View Videos
Spondylolisthesis

Isthmic spondylolisthesis
Fig 1: Isthmic spondylolisthesis
(larger view)

sagittal MRI scan
Fig 2: sagittal MRI scan
(larger view)

Right foraminal sagittal MRI scan
Fig 3: Right foraminal
sagittal MRI scan
(larger view)

Isthmic Spondylolisthesis Multi-Specialty Case Review

Chief complaint

Right leg pain with walking

History of present Illness

Patient is a 43 year old physician that has had years of on again off again leg pain. The current episode of pain started over one year ago. He is otherwise healthy and previously very active. He has no pain with sitting, but if he tries to walk more than a 100 feet pain will radiate from his back down his right leg and into the big toe. If he sits down the pain will resolve. Although he can no longer jog, he can ride a stationary bike without any problems. He has tried nonsteroidal drugs which help the pain, but his function is still very limited.

Physical exam

Healthy appearing 43 year old male in no apparent pain.
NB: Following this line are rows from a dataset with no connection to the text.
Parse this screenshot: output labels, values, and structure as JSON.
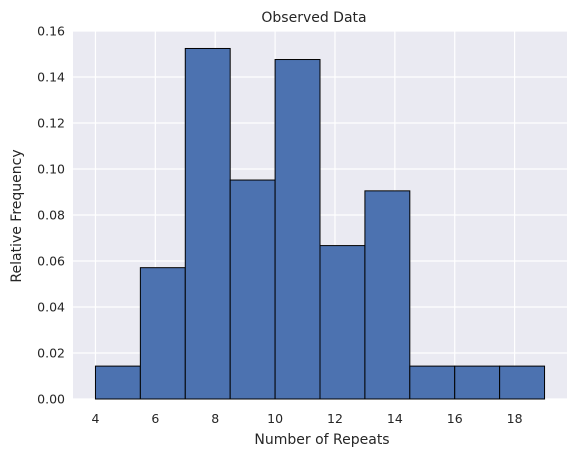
{
  "chart_data": {
    "type": "bar",
    "title": "Observed Data",
    "xlabel": "Number of Repeats",
    "ylabel": "Relative Frequency",
    "xlim": [
      3.25,
      19.75
    ],
    "ylim": [
      0,
      0.16
    ],
    "xticks": [
      4,
      6,
      8,
      10,
      12,
      14,
      16,
      18
    ],
    "yticks": [
      0.0,
      0.02,
      0.04,
      0.06,
      0.08,
      0.1,
      0.12,
      0.14,
      0.16
    ],
    "grid": true,
    "bins": [
      {
        "start": 4.0,
        "end": 5.5,
        "value": 0.0143
      },
      {
        "start": 5.5,
        "end": 7.0,
        "value": 0.0571
      },
      {
        "start": 7.0,
        "end": 8.5,
        "value": 0.1524
      },
      {
        "start": 8.5,
        "end": 10.0,
        "value": 0.0952
      },
      {
        "start": 10.0,
        "end": 11.5,
        "value": 0.1476
      },
      {
        "start": 11.5,
        "end": 13.0,
        "value": 0.0667
      },
      {
        "start": 13.0,
        "end": 14.5,
        "value": 0.0905
      },
      {
        "start": 14.5,
        "end": 16.0,
        "value": 0.0143
      },
      {
        "start": 16.0,
        "end": 17.5,
        "value": 0.0143
      },
      {
        "start": 17.5,
        "end": 19.0,
        "value": 0.0143
      }
    ],
    "colors": {
      "background": "#eaeaf2",
      "grid": "#ffffff",
      "bar_fill": "#4c72b0",
      "bar_edge": "#000000"
    }
  }
}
He has pain with extension of his spine but forward flexion is not a problem. He does not have any hamstring tightness, and the straight leg test is negative (i.e. no nerve tethering). He has some weakness in extending his big toe on the right but no other focal motor deficits. There is no restriction in the motion of his hips.

Imaging studies

The X-ray (figure 1) shows an isthmic spondylolisthesis at L5-S1.The sagittal MRI scan (figure 2) confirms and isthmic spondylolisthesis at L5-S1, and there is also a disc bulge and disc dehydration at L4-L5 indicating early degenerative disc disease. The sagittal scan taken out in the right foramen (figure 3) confirms foraminal stenosis at L5 impinging on the L5 nerve root.